Davacı vekilinin 21/11/2023 tarihli feragat dilekçesinde özetle; Mahkememizde açılmış olan ve bilgileri verilen davadan bütün haklarını saklı tutarak feragat ettikleri, İşbu sebeple feragat beyanı doğrultusunda hüküm kurulmasını, yukarıda kısaca arz ve izah olunduğu üzere, feragat beyanı doğrultusunda hüküm kurulmasını ve gider avansının taraflarına iade edilmesini talep etmiştir.
HUKUKİ DEĞERLENDİRME VE GEREKÇE :
Davadan feragat HMK’nin 307., 309. ve 311. maddeleri hükümleri gereğince uyuşmazlığı ve dolayısıyla davayı sona erdiren, davalı tarafın kabulünü gerektirmeyen ve kesin mahkeme hükmünün hukuksal sonuçlarını oluşturan bir taraf işlemidir.HMK’nin 310. Maddesine göre feragat hüküm kesinleşinceye kadar her zaman yapılabilir.Feragat bildirimi de HMK’nin 154. maddesi hükmüne uygun olarak mahkemece tespit olunmuştur.Davacı vekilinin feragat özel yetkisi olduğu görülmüştür.Bu nedenlerle davanın feragat sebebiyle reddine ilişkin aşağıdaki hüküm kurulmuştur.

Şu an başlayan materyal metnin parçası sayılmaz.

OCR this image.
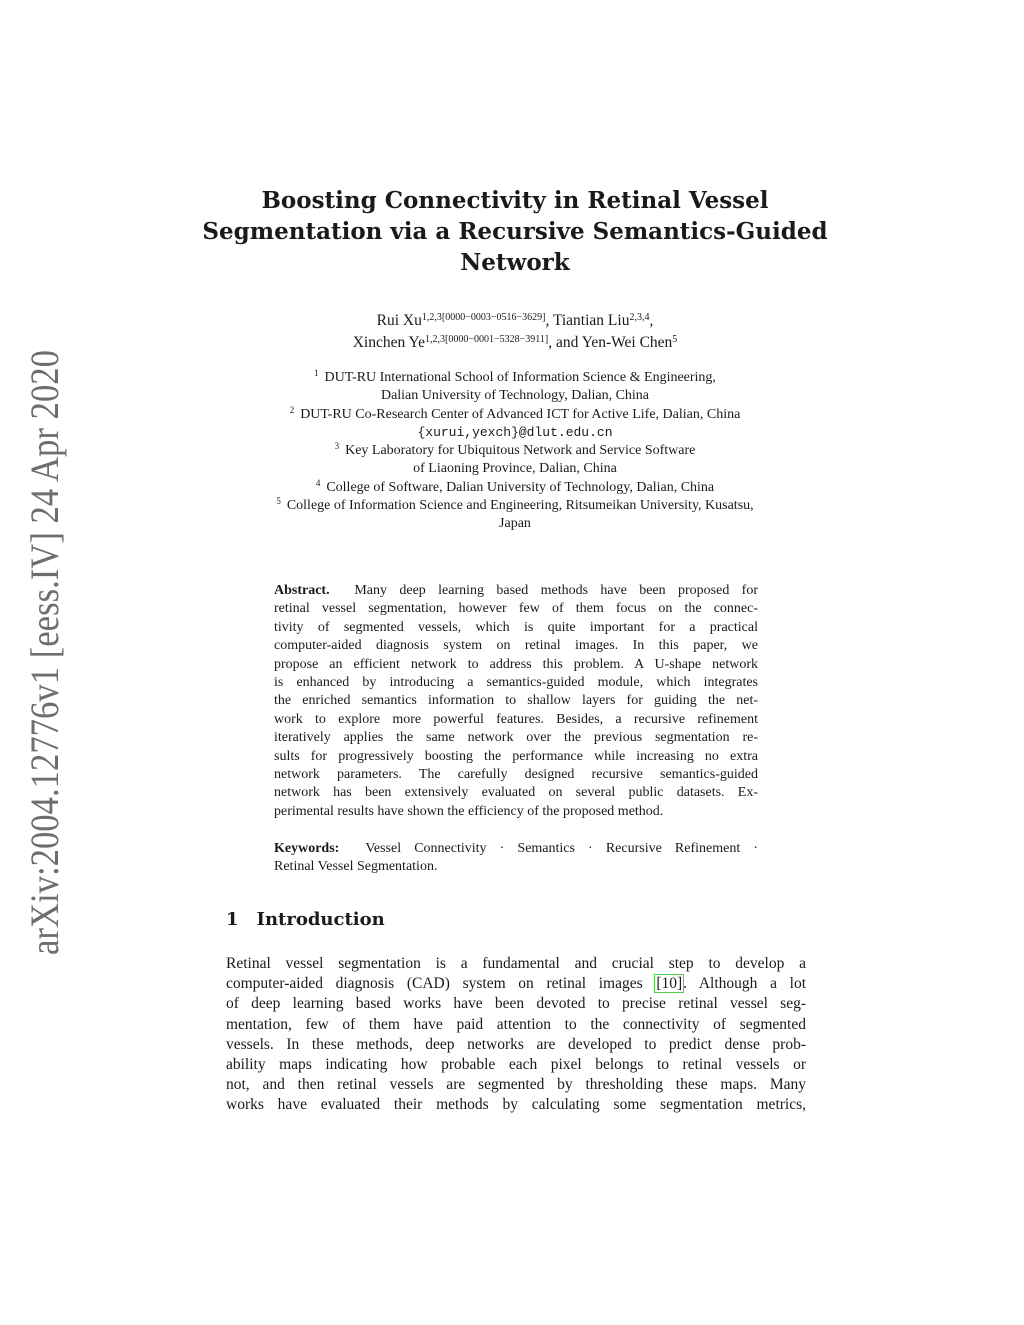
arXiv:2004.12776v1 [eess.IV] 24 Apr 2020
Boosting Connectivity in Retinal Vessel
Segmentation via a Recursive Semantics-Guided
Network
Rui $Xu^{1,2,3[0000-0003-0516-3629]}$, Tiantian Liu$^{2,3,4}$,
Xinchen $Ye^{1,2,3[0000-0001-5328-3911]}$, and Yen-Wei Chen$^5$
$^1$ DUT-RU International School of Information Science & Engineering,
Dalian University of Technology, Dalian, China
$^2$ DUT-RU Co-Research Center of Advanced ICT for Active Life, Dalian, China
{xurui,yexch}@dlut.edu.cn
$^3$ Key Laboratory for Ubiquitous Network and Service Software
of Liaoning Province, Dalian, China
$^4$ College of Software, Dalian University of Technology, Dalian, China
$^5$ College of Information Science and Engineering, Ritsumeikan University, Kusatsu,
Japan
Abstract. Many deep learning based methods have been proposed for
retinal vessel segmentation, however few of them focus on the connec-
tivity of segmented vessels, which is quite important for a practical
computer-aided diagnosis system on retinal images. In this paper, we
propose an efficient network to address this problem. A U-shape network
is enhanced by introducing a semantics-guided module, which integrates
the enriched semantics information to shallow layers for guiding the net-
work to explore more powerful features. Besides, a recursive refinement
iteratively applies the same network over the previous segmentation re-
sults for progressively boosting the performance while increasing no extra
network parameters. The carefully designed recursive semantics-guided
network has been extensively evaluated on several public datasets. Ex-
perimental results have shown the efficiency of the proposed method.
Keywords: Vessel Connectivity · Semantics · Recursive Refinement ·
Retinal Vessel Segmentation.
1 Introduction
Retinal vessel segmentation is a fundamental and crucial step to develop a
computer-aided diagnosis (CAD) system on retinal images [10]. Although a lot
of deep learning based works have been devoted to precise retinal vessel seg-
mentation, few of them have paid attention to the connectivity of segmented
vessels. In these methods, deep networks are developed to predict dense prob-
ability maps indicating how probable each pixel belongs to retinal vessels or
not, and then retinal vessels are segmented by thresholding these maps. Many
works have evaluated their methods by calculating some segmentation metrics,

H Ü K Ü M : Yukarıda açıklanan nedenlerle;
1-Davanın FERAGAT NEDENİYLE REDDİNE,
2-Harçlar Kanunu uyarınca alınması gerekli 269,85 TL karar ve ilam harcının dava açılırken peşin olarak alınmış olması nedeniyle bu hususta karar verilmesine yer olmadığına,
3-Vekalet ücreti ve yargılama gideri yönünden karar verilmesine yer olmadığına,
4-Dosyada bulunan gider avansının karar kesinleştiğinde davacı tarafa iadesine,
Dair davacı vekilinin yüzüne karşı kararın tebliğinden itibaren 2 haftalık süre içerisinde—–Bölge Adliye Mahkemesinde 2 haftalık süre içerisinde istinaf kanun yolu açık olmak üzere verilen karar açıkça okunup, usulen anlatıldı.